Rabbi Eliayahu also made his voice heard with regards to another injustice: the continuing incarceration of Jonathan Pollard. Pollard found in Rabbi Eliyahu a spiritual leader and a source of hope.

Our neighborhood was blessed by three giants of Torah: HaRav Shaul Yisraeli zt"l, HaRav Avraham Shapira zt"l and HaRav Mordechai Eliyahu zt"l. All of them were rabbinical court judges and respected authorities of Jewish law. They are gone and they have no replacement!

Monday, June 07, 2010

Rabbi Mordechai Eliyahu Passes Away

He was a great Rabbi, may his memory be a blessing:
Just as Jews around the country were preparing to gather to pray for Rabbi Mordechai Eliyahu, word of his death arrived.
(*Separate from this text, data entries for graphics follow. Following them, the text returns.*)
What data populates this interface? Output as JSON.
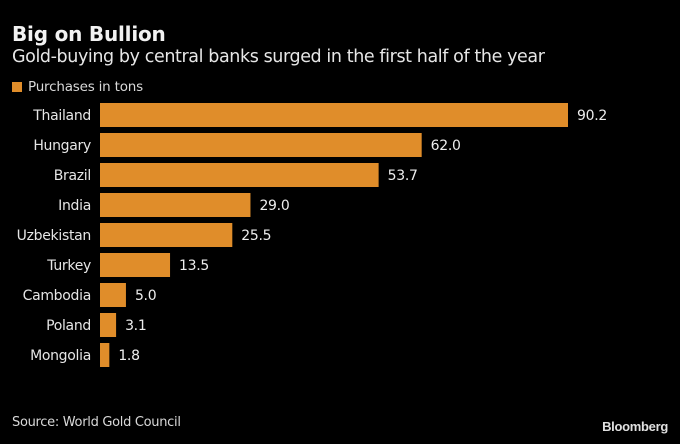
{
  "chart_data": {
    "type": "bar",
    "orientation": "horizontal",
    "title": "Big on Bullion",
    "subtitle": "Gold-buying by central banks surged in the first half of the year",
    "legend": {
      "label": "Purchases in tons",
      "placement": "top-left"
    },
    "categories": [
      "Thailand",
      "Hungary",
      "Brazil",
      "India",
      "Uzbekistan",
      "Turkey",
      "Cambodia",
      "Poland",
      "Mongolia"
    ],
    "values": [
      90.2,
      62.0,
      53.7,
      29.0,
      25.5,
      13.5,
      5.0,
      3.1,
      1.8
    ],
    "value_labels": [
      "90.2",
      "62.0",
      "53.7",
      "29.0",
      "25.5",
      "13.5",
      "5.0",
      "3.1",
      "1.8"
    ],
    "xlabel": "",
    "ylabel": "",
    "xlim": [
      0,
      90.2
    ],
    "grid": false,
    "bar_color": "#E08D2A",
    "source": "Source: World Gold Council",
    "brand": "Bloomberg"
  }
}
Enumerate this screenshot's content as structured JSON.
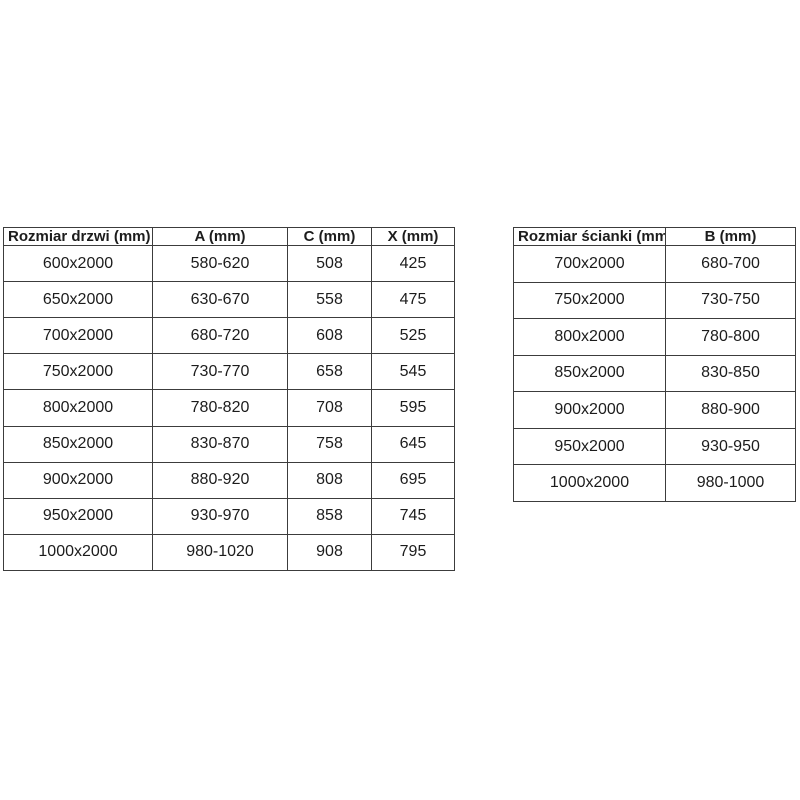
{
  "page": {
    "background_color": "#ffffff",
    "table_border_color": "#3c3c3c",
    "text_color": "#1c1c1c"
  },
  "doors_table": {
    "headers": [
      "Rozmiar drzwi (mm)",
      "A (mm)",
      "C (mm)",
      "X (mm)"
    ],
    "rows": [
      [
        "600x2000",
        "580-620",
        "508",
        "425"
      ],
      [
        "650x2000",
        "630-670",
        "558",
        "475"
      ],
      [
        "700x2000",
        "680-720",
        "608",
        "525"
      ],
      [
        "750x2000",
        "730-770",
        "658",
        "545"
      ],
      [
        "800x2000",
        "780-820",
        "708",
        "595"
      ],
      [
        "850x2000",
        "830-870",
        "758",
        "645"
      ],
      [
        "900x2000",
        "880-920",
        "808",
        "695"
      ],
      [
        "950x2000",
        "930-970",
        "858",
        "745"
      ],
      [
        "1000x2000",
        "980-1020",
        "908",
        "795"
      ]
    ]
  },
  "walls_table": {
    "headers": [
      "Rozmiar ścianki (mm)",
      "B (mm)"
    ],
    "rows": [
      [
        "700x2000",
        "680-700"
      ],
      [
        "750x2000",
        "730-750"
      ],
      [
        "800x2000",
        "780-800"
      ],
      [
        "850x2000",
        "830-850"
      ],
      [
        "900x2000",
        "880-900"
      ],
      [
        "950x2000",
        "930-950"
      ],
      [
        "1000x2000",
        "980-1000"
      ]
    ]
  }
}
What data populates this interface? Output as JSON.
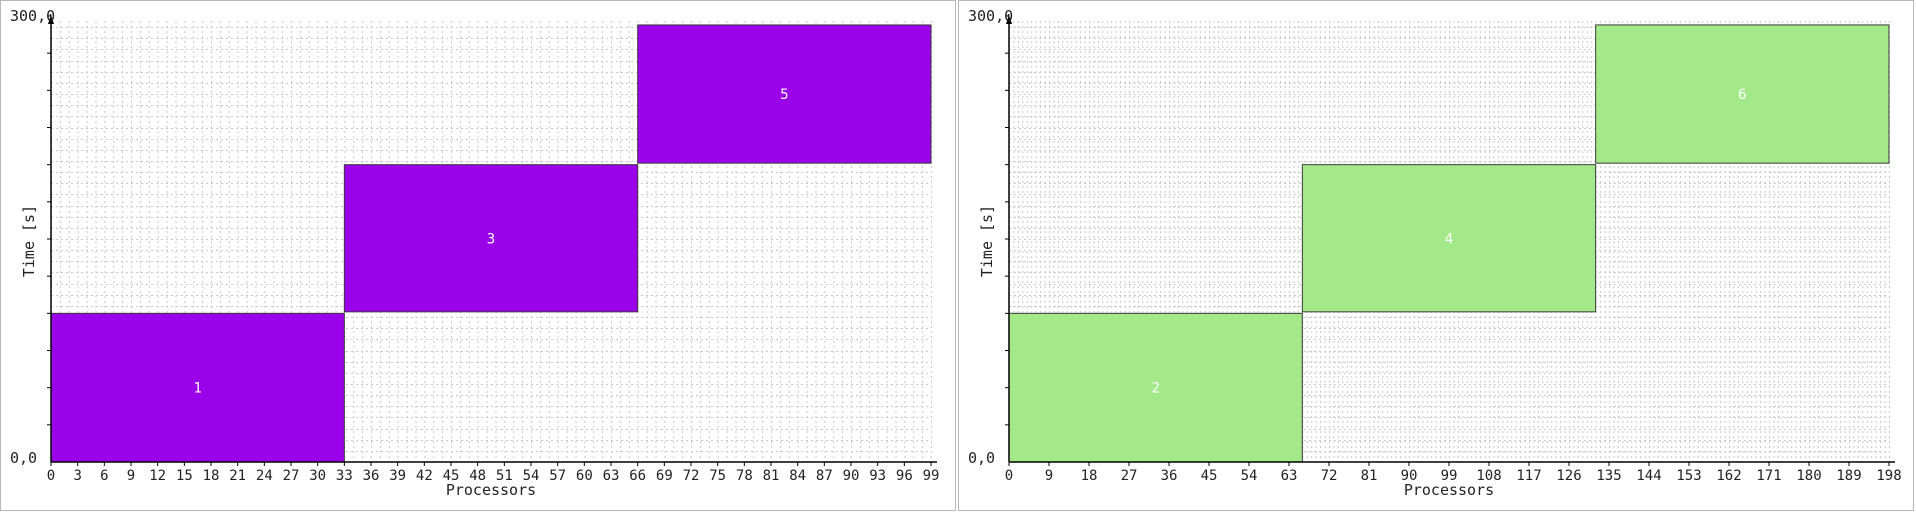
{
  "chart_data": [
    {
      "type": "gantt",
      "title": "",
      "xlabel": "Processors",
      "ylabel": "Time [s]",
      "xlim": [
        0,
        99
      ],
      "ylim": [
        0,
        300
      ],
      "y_top_label": "300,0",
      "y_bottom_label": "0,0",
      "xticks": [
        0,
        3,
        6,
        9,
        12,
        15,
        18,
        21,
        24,
        27,
        30,
        33,
        36,
        39,
        42,
        45,
        48,
        51,
        54,
        57,
        60,
        63,
        66,
        69,
        72,
        75,
        78,
        81,
        84,
        87,
        90,
        93,
        96,
        99
      ],
      "grid": true,
      "color": "#9a03ea",
      "jobs": [
        {
          "label": "1",
          "x_start": 0,
          "x_end": 33,
          "t_start": 0,
          "t_end": 100
        },
        {
          "label": "3",
          "x_start": 33,
          "x_end": 66,
          "t_start": 101,
          "t_end": 200
        },
        {
          "label": "5",
          "x_start": 66,
          "x_end": 99,
          "t_start": 201,
          "t_end": 294
        }
      ]
    },
    {
      "type": "gantt",
      "title": "",
      "xlabel": "Processors",
      "ylabel": "Time [s]",
      "xlim": [
        0,
        198
      ],
      "ylim": [
        0,
        300
      ],
      "y_top_label": "300,0",
      "y_bottom_label": "0,0",
      "xticks": [
        0,
        9,
        18,
        27,
        36,
        45,
        54,
        63,
        72,
        81,
        90,
        99,
        108,
        117,
        126,
        135,
        144,
        153,
        162,
        171,
        180,
        189,
        198
      ],
      "grid": true,
      "color": "#a3e889",
      "jobs": [
        {
          "label": "2",
          "x_start": 0,
          "x_end": 66,
          "t_start": 0,
          "t_end": 100
        },
        {
          "label": "4",
          "x_start": 66,
          "x_end": 132,
          "t_start": 101,
          "t_end": 200
        },
        {
          "label": "6",
          "x_start": 132,
          "x_end": 198,
          "t_start": 201,
          "t_end": 294
        }
      ]
    }
  ]
}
Earlier in the afternoon, it was reported that his medical condition had severely deteriorated, and that prayers were sought.

Rabbi Eliyahu was the spiritual leader of much of the religious-Zionist sector. Hospitalized for nearly a year in Shaarei Zedek Medical Center in Jerusalem, his condition was downgraded today to "critical,” and not for the first time. Family members were called to his bedside, and were by his side when he passed away.

No word on funeral arrangements has yet been announced.

The sage was in poor and very painful condition for several months. Two weeks ago, tens of thousands of people gathered in three different locations to pray for Rabbi Eliyahu’s health, following a similar deterioration.

His son, Tzfat’s Chief Rabbi Shmuel Eliyahu, told Arutz-7’s “Preparing for Redemption” radio program at that time, “The situation is not good. Ever since last Elul [August], the rabbi has been in the emergency room, and is undergoing terrible suffering. The very fact of his long hospitalization leads to a slow deterioration; sores open, close, open... things are going backward instead of forward.”

Rabbi Mordechai Eliyahu was born in 1929 in the Old City of Jerusalem; his mother was a granddaughter of the famed Ben Ish Chai. He served as Israel’s Chief Sephardic Rabbi - the Rishon LeTzion – from 1983 until 1993, together with the late Rabbi Avraham Shapira, and the two continued for years afterwards to lead the national-religious public in matters of Jewish Law and thought. He authored several works on both.